Closed jqnatividad closed 4 years ago
@jqnatividad I think that for most users of datapusher, sqlite is good enough and should be default. Considering SQLAlchemy is used, different backend are supported. So I would suggest to just update the documentation about using Postgres as a backend for datapusher and not change the default sqlite configuration.
@mbocevski thanks for your feedback. However, sqlite won't work for a truly asynchronous, concurrent datapusher because you will get a "sqlite Operational Error: Database is Locked error" as it cannot support more than one thread writing to the database.
https://stackoverflow.com/questions/3172929/operationalerror-database-is-locked/3172950
You can make it work by increasing the timeout, but then doing so effectively makes datapusher single-threaded again, even if you configure uwsgi to make it concurrent (https://github.com/ckan/datapusher/pull/201).
Yes that is clear, however I'm suggesting that a lot of users might not need datapusher to be concurrent and I'm suggesting to document how to make datapusher concurrent and provide configuration for those that need it to be concurrent.
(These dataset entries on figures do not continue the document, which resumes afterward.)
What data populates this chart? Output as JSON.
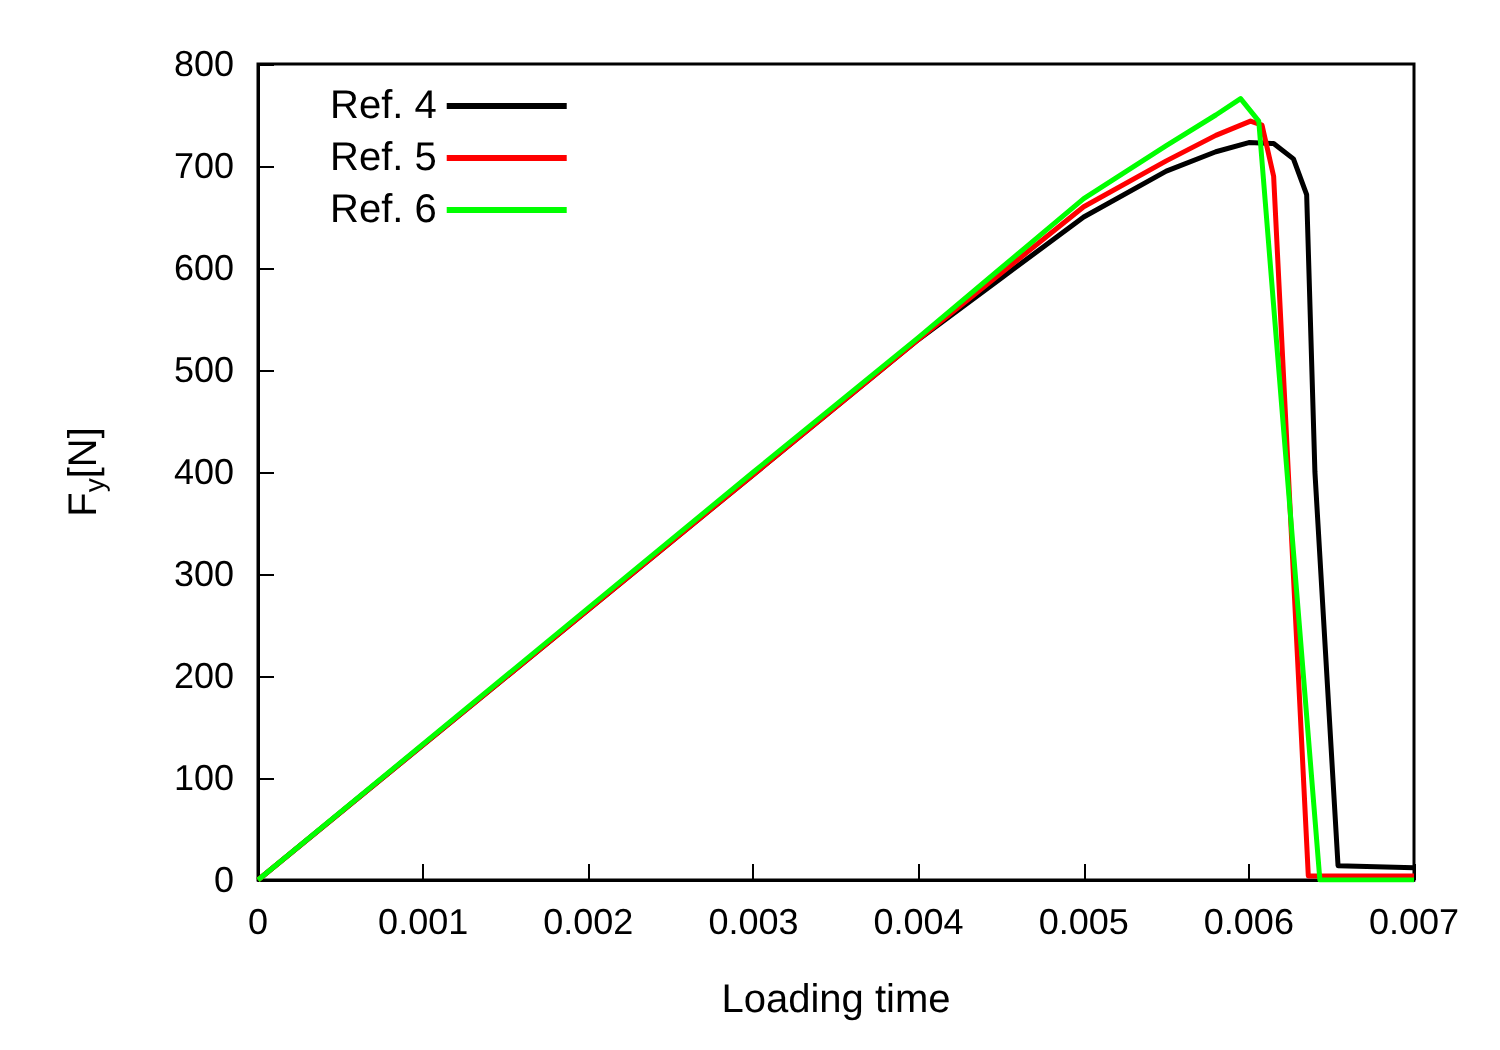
{
  "chart_data": {
    "type": "line",
    "xlabel": "Loading time",
    "ylabel": "F$_{y}$[N]",
    "xlim": [
      0,
      0.007
    ],
    "xticks": [
      {
        "value": 0,
        "label": "0"
      },
      0.001,
      0.002,
      0.003,
      0.004,
      0.005,
      0.006,
      0.007
    ],
    "ylim": [
      0,
      800
    ],
    "yticks": [
      0,
      100,
      200,
      300,
      400,
      500,
      600,
      700,
      800
    ],
    "grid": false,
    "legend": "top left",
    "marker": "none",
    "line_style": "solid",
    "series": [
      {
        "name": "Ref. 4",
        "color": "#000000",
        "x": [
          0,
          0.004,
          0.0045,
          0.005,
          0.0055,
          0.0058,
          0.006,
          0.00615,
          0.00627,
          0.00635,
          0.0064,
          0.00654,
          0.007
        ],
        "values": [
          0,
          530,
          590,
          650,
          695,
          714,
          723,
          722,
          707,
          672,
          400,
          14,
          12
        ]
      },
      {
        "name": "Ref. 5",
        "color": "#ff0000",
        "x": [
          0,
          0.004,
          0.0045,
          0.005,
          0.0055,
          0.0058,
          0.00601,
          0.00608,
          0.00615,
          0.00636,
          0.007
        ],
        "values": [
          0,
          530,
          595,
          660,
          705,
          730,
          744,
          740,
          690,
          4,
          4
        ]
      },
      {
        "name": "Ref. 6",
        "color": "#00ff00",
        "x": [
          0,
          0.003,
          0.004,
          0.0045,
          0.005,
          0.0055,
          0.0058,
          0.00595,
          0.00606,
          0.00643,
          0.007
        ],
        "values": [
          0,
          400,
          532,
          600,
          668,
          720,
          750,
          766,
          744,
          0,
          0
        ]
      }
    ]
  }
}
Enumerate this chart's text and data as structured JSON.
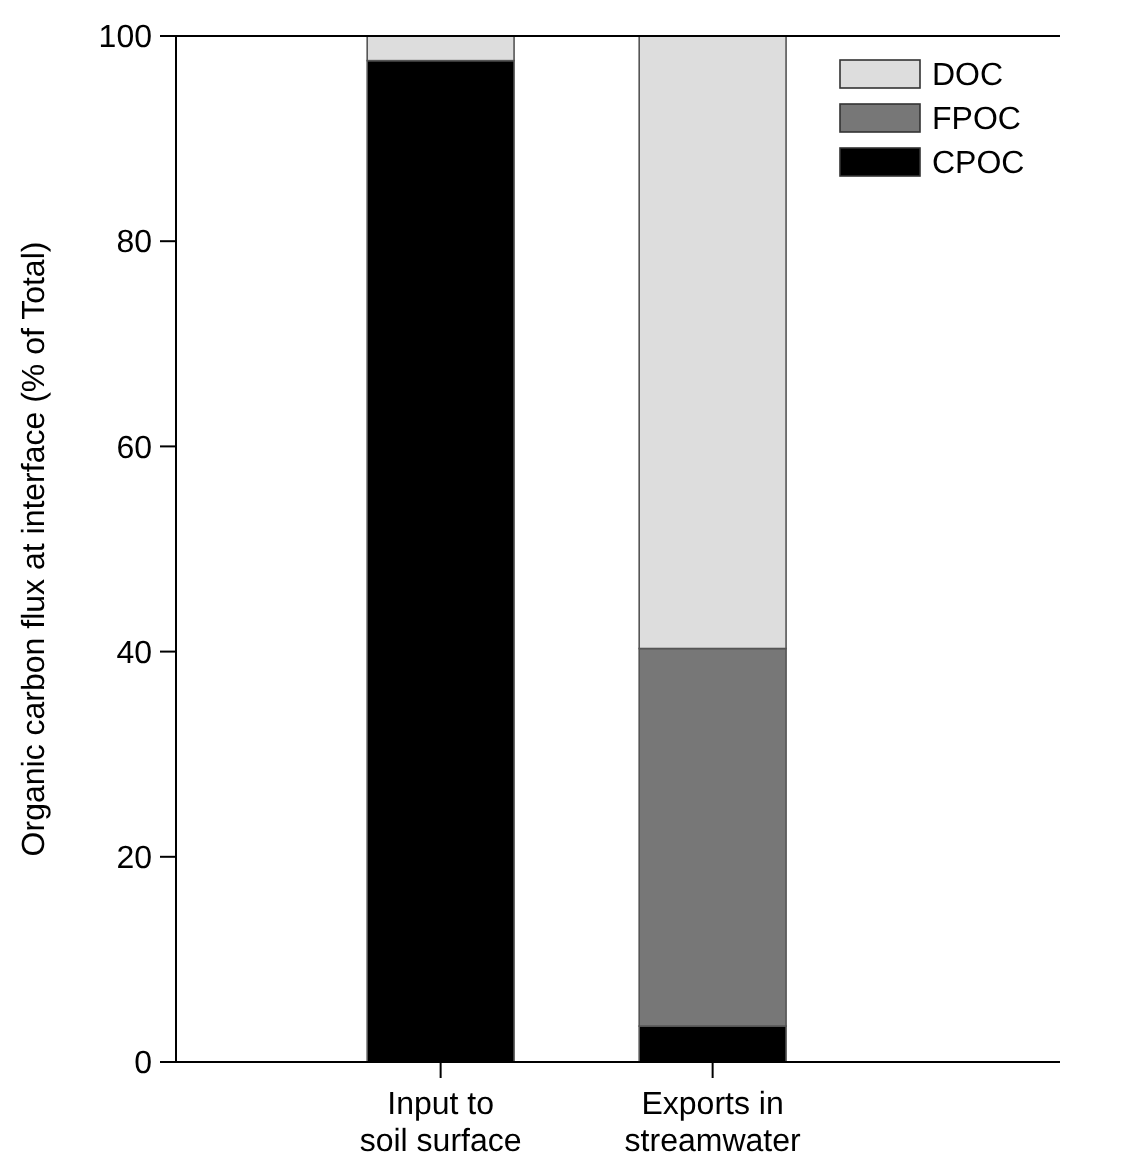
{
  "chart_data": {
    "type": "bar",
    "stacked": true,
    "ylabel": "Organic carbon flux at interface (% of Total)",
    "categories": [
      "Input to\nsoil surface",
      "Exports in\nstreamwater",
      null
    ],
    "series": [
      {
        "name": "CPOC",
        "color": "#000000",
        "values": [
          97.6,
          3.5,
          null
        ]
      },
      {
        "name": "FPOC",
        "color": "#777777",
        "values": [
          0,
          36.8,
          null
        ]
      },
      {
        "name": "DOC",
        "color": "#dddddd",
        "values": [
          2.4,
          59.7,
          null
        ]
      }
    ],
    "ylim": [
      0,
      100
    ],
    "yticks": [
      0,
      20,
      40,
      60,
      80,
      100
    ],
    "legend": "top right"
  }
}
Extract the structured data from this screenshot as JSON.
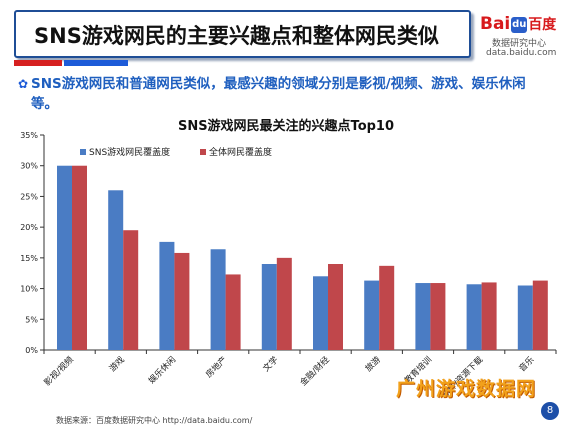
{
  "header": {
    "title": "SNS游戏网民的主要兴趣点和整体网民类似"
  },
  "logo": {
    "brand_prefix": "Bai",
    "brand_paw": "du",
    "brand_zh": "百度",
    "subtitle": "数据研究中心",
    "url": "data.baidu.com"
  },
  "bullet": {
    "text": "SNS游戏网民和普通网民类似，最感兴趣的领域分别是影视/视频、游戏、娱乐休闲等。"
  },
  "footer": {
    "source": "数据来源：百度数据研究中心   http://data.baidu.com/",
    "watermark": "广州游戏数据网",
    "page_number": "8"
  },
  "colors": {
    "series1": "#4a7cc4",
    "series2": "#c0474b",
    "accent_red": "#d62020",
    "accent_blue": "#1d5bd8"
  },
  "chart_data": {
    "type": "bar",
    "title": "SNS游戏网民最关注的兴趣点Top10",
    "xlabel": "",
    "ylabel": "",
    "ylim": [
      0,
      35
    ],
    "yticks": [
      "0%",
      "5%",
      "10%",
      "15%",
      "20%",
      "25%",
      "30%",
      "35%"
    ],
    "categories": [
      "影视/视频",
      "游戏",
      "娱乐休闲",
      "房地产",
      "文学",
      "金融/财经",
      "旅游",
      "教育培训",
      "软件/资源下载",
      "音乐"
    ],
    "series": [
      {
        "name": "SNS游戏网民覆盖度",
        "values": [
          30.0,
          26.0,
          17.6,
          16.4,
          14.0,
          12.0,
          11.3,
          10.9,
          10.7,
          10.5
        ]
      },
      {
        "name": "全体网民覆盖度",
        "values": [
          30.0,
          19.5,
          15.8,
          12.3,
          15.0,
          14.0,
          13.7,
          10.9,
          11.0,
          11.3
        ]
      }
    ],
    "grid": false,
    "legend": "top-left"
  }
}
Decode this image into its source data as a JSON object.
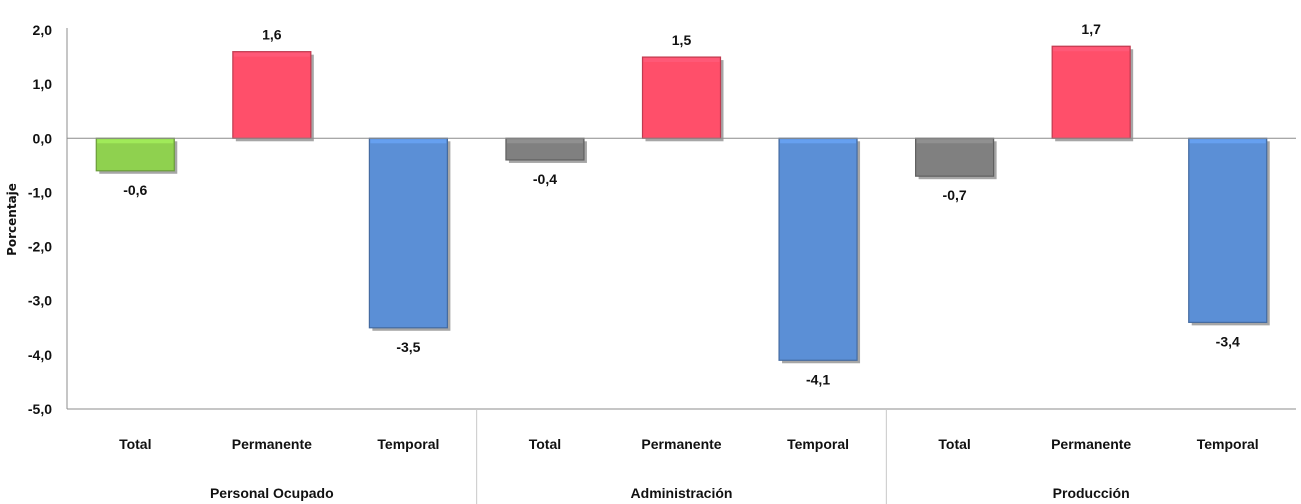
{
  "chart_data": {
    "type": "bar",
    "ylabel": "Porcentaje",
    "ylim": [
      -5.0,
      2.0
    ],
    "ytick_step": 1.0,
    "grid": false,
    "groups": [
      {
        "name": "Personal Ocupado",
        "bars": [
          {
            "category": "Total",
            "value": -0.6,
            "label": "-0,6",
            "color": "#8FD14F"
          },
          {
            "category": "Permanente",
            "value": 1.6,
            "label": "1,6",
            "color": "#FF4F6A"
          },
          {
            "category": "Temporal",
            "value": -3.5,
            "label": "-3,5",
            "color": "#5B8FD6"
          }
        ]
      },
      {
        "name": "Administración",
        "bars": [
          {
            "category": "Total",
            "value": -0.4,
            "label": "-0,4",
            "color": "#808080"
          },
          {
            "category": "Permanente",
            "value": 1.5,
            "label": "1,5",
            "color": "#FF4F6A"
          },
          {
            "category": "Temporal",
            "value": -4.1,
            "label": "-4,1",
            "color": "#5B8FD6"
          }
        ]
      },
      {
        "name": "Producción",
        "bars": [
          {
            "category": "Total",
            "value": -0.7,
            "label": "-0,7",
            "color": "#808080"
          },
          {
            "category": "Permanente",
            "value": 1.7,
            "label": "1,7",
            "color": "#FF4F6A"
          },
          {
            "category": "Temporal",
            "value": -3.4,
            "label": "-3,4",
            "color": "#5B8FD6"
          }
        ]
      }
    ]
  }
}
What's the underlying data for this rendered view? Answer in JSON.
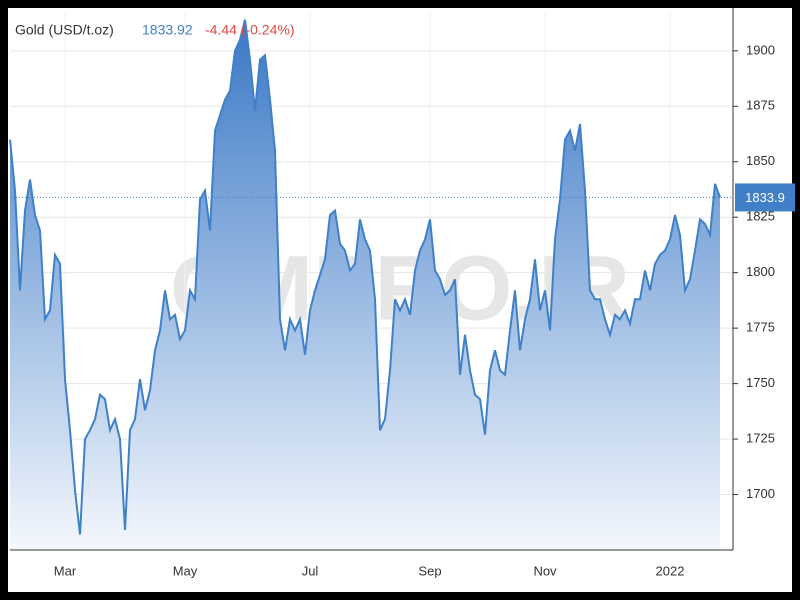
{
  "chart_data": {
    "type": "area",
    "title": "Gold (USD/t.oz)",
    "price_label": "1833.92",
    "change_label": "-4.44 (-0.24%)",
    "last_label": "1833.9",
    "watermark": "CMPRO.IR",
    "color": "#3f80c8",
    "grid": true,
    "categories": [
      null,
      null,
      null,
      null,
      null,
      null,
      null,
      null,
      null,
      null,
      null,
      "Mar",
      null,
      null,
      null,
      null,
      null,
      null,
      null,
      null,
      null,
      null,
      null,
      null,
      null,
      null,
      null,
      null,
      null,
      null,
      null,
      null,
      null,
      null,
      null,
      "May",
      null,
      null,
      null,
      null,
      null,
      null,
      null,
      null,
      null,
      null,
      null,
      null,
      null,
      null,
      null,
      null,
      null,
      null,
      null,
      null,
      null,
      null,
      null,
      null,
      "Jul",
      null,
      null,
      null,
      null,
      null,
      null,
      null,
      null,
      null,
      null,
      null,
      null,
      null,
      null,
      null,
      null,
      null,
      null,
      null,
      null,
      null,
      null,
      null,
      "Sep",
      null,
      null,
      null,
      null,
      null,
      null,
      null,
      null,
      null,
      null,
      null,
      null,
      null,
      null,
      null,
      null,
      null,
      null,
      null,
      null,
      null,
      null,
      "Nov",
      null,
      null,
      null,
      null,
      null,
      null,
      null,
      null,
      null,
      null,
      null,
      null,
      null,
      null,
      null,
      null,
      null,
      null,
      null,
      null,
      null,
      null,
      null,
      null,
      "2022",
      null,
      null,
      null,
      null,
      null,
      null,
      null,
      null,
      null,
      null
    ],
    "values": [
      1860,
      1837,
      1792,
      1828,
      1842,
      1826,
      1819,
      1779,
      1783,
      1808,
      1804,
      1752,
      1729,
      1702,
      1682,
      1725,
      1729,
      1734,
      1745,
      1743,
      1729,
      1734,
      1725,
      1684,
      1729,
      1734,
      1752,
      1738,
      1747,
      1765,
      1774,
      1792,
      1779,
      1781,
      1770,
      1774,
      1792,
      1788,
      1833,
      1837,
      1819,
      1864,
      1871,
      1878,
      1882,
      1900,
      1905,
      1914,
      1896,
      1873,
      1896,
      1898,
      1878,
      1855,
      1779,
      1765,
      1779,
      1774,
      1779,
      1763,
      1783,
      1792,
      1799,
      1806,
      1826,
      1828,
      1813,
      1810,
      1801,
      1804,
      1824,
      1815,
      1810,
      1788,
      1729,
      1734,
      1756,
      1788,
      1783,
      1788,
      1781,
      1801,
      1810,
      1815,
      1824,
      1801,
      1797,
      1790,
      1792,
      1797,
      1754,
      1772,
      1756,
      1745,
      1743,
      1727,
      1756,
      1765,
      1756,
      1754,
      1774,
      1792,
      1765,
      1779,
      1788,
      1806,
      1783,
      1792,
      1774,
      1815,
      1833,
      1860,
      1864,
      1855,
      1867,
      1837,
      1792,
      1788,
      1788,
      1779,
      1772,
      1781,
      1779,
      1783,
      1777,
      1788,
      1788,
      1801,
      1792,
      1804,
      1808,
      1810,
      1815,
      1826,
      1817,
      1792,
      1797,
      1810,
      1824,
      1822,
      1817,
      1840,
      1833.92
    ],
    "ylim": [
      1675,
      1917.5
    ],
    "yticks": [
      1700,
      1725,
      1750,
      1775,
      1800,
      1825,
      1850,
      1875,
      1900
    ]
  }
}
WDYT?
@mbocevski I'll amend the PR so that the user can be given both options and document the implications of each.
BTW, I still think the sqlite db should not be stored in /tmp
as you loose the job history between reboots as documented in #129.
@jqnatividad Yeah I agree with that. Considering lots of folks would be deploying datapusher on the same box as CKAN. maybe we should store it by default in /var/lib/ckan
?
@jqnatividad @mbocevski please check #207, particularly the new section that describes this setup
Implements #198 and fixes #129.